DealLawyers.com Blog

November 30, 2016

Delaware: Recent Cases Interpreting Corwin

This Skadden memo discusses several recent Delaware Chancery Court cases interpreting Corwin’s path to business judgment rule review for post-closing damage claims.  Here are some of the key takeaways:

In Larkin, Vice Chancellor Slights interpreted Corwin to hold that “[i]n the absence of a controlling stockholder that extracted personal benefits, the effect of disinterested stockholder approval of the merger is review under the irrebuttable business judgment rule, even if the transaction might otherwise have been subject to the entire fairness standard due to conflicts faced by individual directors”.

In reaching that conclusion, the court read Corwin to hold that “the only transactions that are subject to entire fairness that cannot be cleansed by proper stockholder approval are those involving a controlling stockholder.” The Larkin court’s formulation of Corwin seems to place a higher barrier to plaintiffs in post-closing merger litigation than in other recent cases such as Comstock. Because the case law is still evolving, it remains worthwhile to monitor closely how the Court of Chancery applies Corwin to noncontroller transactions going forward.
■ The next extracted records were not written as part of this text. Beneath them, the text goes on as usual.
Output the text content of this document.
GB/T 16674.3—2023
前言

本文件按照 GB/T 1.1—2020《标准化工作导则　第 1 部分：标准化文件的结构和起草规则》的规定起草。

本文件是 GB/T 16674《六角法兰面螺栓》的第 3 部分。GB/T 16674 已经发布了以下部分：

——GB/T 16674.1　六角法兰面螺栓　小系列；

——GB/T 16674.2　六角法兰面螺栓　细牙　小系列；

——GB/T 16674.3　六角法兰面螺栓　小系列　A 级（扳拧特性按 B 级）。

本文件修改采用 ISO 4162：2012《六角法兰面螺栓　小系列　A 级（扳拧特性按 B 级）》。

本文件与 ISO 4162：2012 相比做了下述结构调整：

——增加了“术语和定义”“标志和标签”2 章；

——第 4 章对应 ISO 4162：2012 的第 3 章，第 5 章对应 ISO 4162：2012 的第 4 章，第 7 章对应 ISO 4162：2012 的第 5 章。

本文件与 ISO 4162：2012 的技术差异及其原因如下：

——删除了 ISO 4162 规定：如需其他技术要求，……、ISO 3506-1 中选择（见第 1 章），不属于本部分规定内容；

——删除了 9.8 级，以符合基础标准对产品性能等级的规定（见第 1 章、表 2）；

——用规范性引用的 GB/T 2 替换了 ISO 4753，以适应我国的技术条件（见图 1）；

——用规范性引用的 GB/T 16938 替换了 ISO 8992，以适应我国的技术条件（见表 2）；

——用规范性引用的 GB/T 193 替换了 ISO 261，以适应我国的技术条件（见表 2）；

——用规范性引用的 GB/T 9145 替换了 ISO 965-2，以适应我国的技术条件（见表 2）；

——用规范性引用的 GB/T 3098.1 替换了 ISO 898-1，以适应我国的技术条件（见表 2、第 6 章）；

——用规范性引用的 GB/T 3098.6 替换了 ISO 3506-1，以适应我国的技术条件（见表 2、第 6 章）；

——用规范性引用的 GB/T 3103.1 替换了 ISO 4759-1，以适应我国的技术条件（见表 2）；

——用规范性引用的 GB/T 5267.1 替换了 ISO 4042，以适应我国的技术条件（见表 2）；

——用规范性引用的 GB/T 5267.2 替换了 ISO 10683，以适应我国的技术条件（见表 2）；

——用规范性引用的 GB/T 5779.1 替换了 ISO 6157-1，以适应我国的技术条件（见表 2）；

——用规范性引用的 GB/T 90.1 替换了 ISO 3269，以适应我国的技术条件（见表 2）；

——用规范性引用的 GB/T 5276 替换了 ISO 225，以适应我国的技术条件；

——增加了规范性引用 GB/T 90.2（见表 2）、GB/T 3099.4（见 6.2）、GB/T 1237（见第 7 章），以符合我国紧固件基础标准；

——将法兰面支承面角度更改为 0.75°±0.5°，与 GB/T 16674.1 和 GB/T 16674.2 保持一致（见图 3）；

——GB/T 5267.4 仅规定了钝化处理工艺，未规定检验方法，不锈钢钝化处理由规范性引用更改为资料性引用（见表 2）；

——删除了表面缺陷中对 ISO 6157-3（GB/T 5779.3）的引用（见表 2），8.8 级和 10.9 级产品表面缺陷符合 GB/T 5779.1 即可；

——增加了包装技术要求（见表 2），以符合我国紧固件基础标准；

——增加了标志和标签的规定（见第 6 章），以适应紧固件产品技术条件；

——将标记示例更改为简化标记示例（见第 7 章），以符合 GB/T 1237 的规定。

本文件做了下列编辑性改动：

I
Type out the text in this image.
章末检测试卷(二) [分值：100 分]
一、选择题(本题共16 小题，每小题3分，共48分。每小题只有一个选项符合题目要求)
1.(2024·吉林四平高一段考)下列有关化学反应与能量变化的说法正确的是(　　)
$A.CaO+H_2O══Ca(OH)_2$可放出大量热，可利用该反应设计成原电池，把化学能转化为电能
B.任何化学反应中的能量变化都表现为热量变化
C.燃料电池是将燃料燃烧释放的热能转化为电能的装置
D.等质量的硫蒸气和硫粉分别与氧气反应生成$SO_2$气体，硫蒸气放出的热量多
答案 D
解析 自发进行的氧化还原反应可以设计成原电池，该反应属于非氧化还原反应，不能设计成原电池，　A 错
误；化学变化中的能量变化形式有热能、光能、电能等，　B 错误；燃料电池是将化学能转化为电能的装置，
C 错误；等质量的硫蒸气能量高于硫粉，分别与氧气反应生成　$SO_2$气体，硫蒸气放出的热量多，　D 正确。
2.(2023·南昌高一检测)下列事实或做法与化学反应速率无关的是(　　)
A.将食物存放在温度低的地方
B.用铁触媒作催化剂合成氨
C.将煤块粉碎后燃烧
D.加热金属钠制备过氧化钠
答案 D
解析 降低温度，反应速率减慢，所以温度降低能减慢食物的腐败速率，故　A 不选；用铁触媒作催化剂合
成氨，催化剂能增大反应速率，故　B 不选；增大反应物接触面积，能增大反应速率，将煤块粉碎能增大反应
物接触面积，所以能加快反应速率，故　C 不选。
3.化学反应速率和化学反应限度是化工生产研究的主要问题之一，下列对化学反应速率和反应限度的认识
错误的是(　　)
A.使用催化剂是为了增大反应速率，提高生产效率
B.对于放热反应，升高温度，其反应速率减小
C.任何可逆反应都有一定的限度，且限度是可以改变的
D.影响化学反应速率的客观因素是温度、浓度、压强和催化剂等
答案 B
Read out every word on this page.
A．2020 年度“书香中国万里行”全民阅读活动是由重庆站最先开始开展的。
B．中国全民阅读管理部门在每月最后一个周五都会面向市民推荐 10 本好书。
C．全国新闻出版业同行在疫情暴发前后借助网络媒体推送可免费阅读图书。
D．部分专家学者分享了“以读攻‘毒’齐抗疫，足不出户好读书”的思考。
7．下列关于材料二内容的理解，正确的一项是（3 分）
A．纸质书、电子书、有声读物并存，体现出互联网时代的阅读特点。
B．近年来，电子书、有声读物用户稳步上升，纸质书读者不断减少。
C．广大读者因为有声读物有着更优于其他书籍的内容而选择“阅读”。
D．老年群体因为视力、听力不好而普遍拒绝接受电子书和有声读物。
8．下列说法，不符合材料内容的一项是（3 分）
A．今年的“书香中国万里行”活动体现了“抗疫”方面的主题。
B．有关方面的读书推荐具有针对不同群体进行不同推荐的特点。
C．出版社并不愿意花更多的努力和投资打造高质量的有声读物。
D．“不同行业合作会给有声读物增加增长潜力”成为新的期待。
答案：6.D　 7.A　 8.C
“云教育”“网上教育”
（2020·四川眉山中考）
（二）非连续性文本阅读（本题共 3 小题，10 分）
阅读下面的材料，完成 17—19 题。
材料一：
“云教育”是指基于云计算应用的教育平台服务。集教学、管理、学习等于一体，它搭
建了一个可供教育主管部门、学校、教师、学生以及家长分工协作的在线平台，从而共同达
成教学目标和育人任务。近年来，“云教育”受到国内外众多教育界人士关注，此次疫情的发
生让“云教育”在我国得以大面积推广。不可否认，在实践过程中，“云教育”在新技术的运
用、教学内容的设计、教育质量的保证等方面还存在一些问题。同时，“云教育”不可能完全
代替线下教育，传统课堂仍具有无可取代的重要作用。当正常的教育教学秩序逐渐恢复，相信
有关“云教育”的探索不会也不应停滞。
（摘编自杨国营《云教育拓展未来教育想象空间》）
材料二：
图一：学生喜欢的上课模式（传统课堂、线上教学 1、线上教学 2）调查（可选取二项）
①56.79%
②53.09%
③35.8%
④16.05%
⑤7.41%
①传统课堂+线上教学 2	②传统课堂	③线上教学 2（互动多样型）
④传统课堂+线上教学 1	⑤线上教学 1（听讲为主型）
While Comstock suggests that disclosure claims may be considered post-closing as part of the Corwin analysis, other recent decisions from the Court of Chancery strongly indicate that disclosure claims should be brought before the stockholder vote when the purported harm of an uninformed vote may still be remedied. Accordingly, stockholder plaintiffs may not be able to seek tactical gain by deferring disclosure claims until after stockholders vote and the disclosures can no longer be supplemented.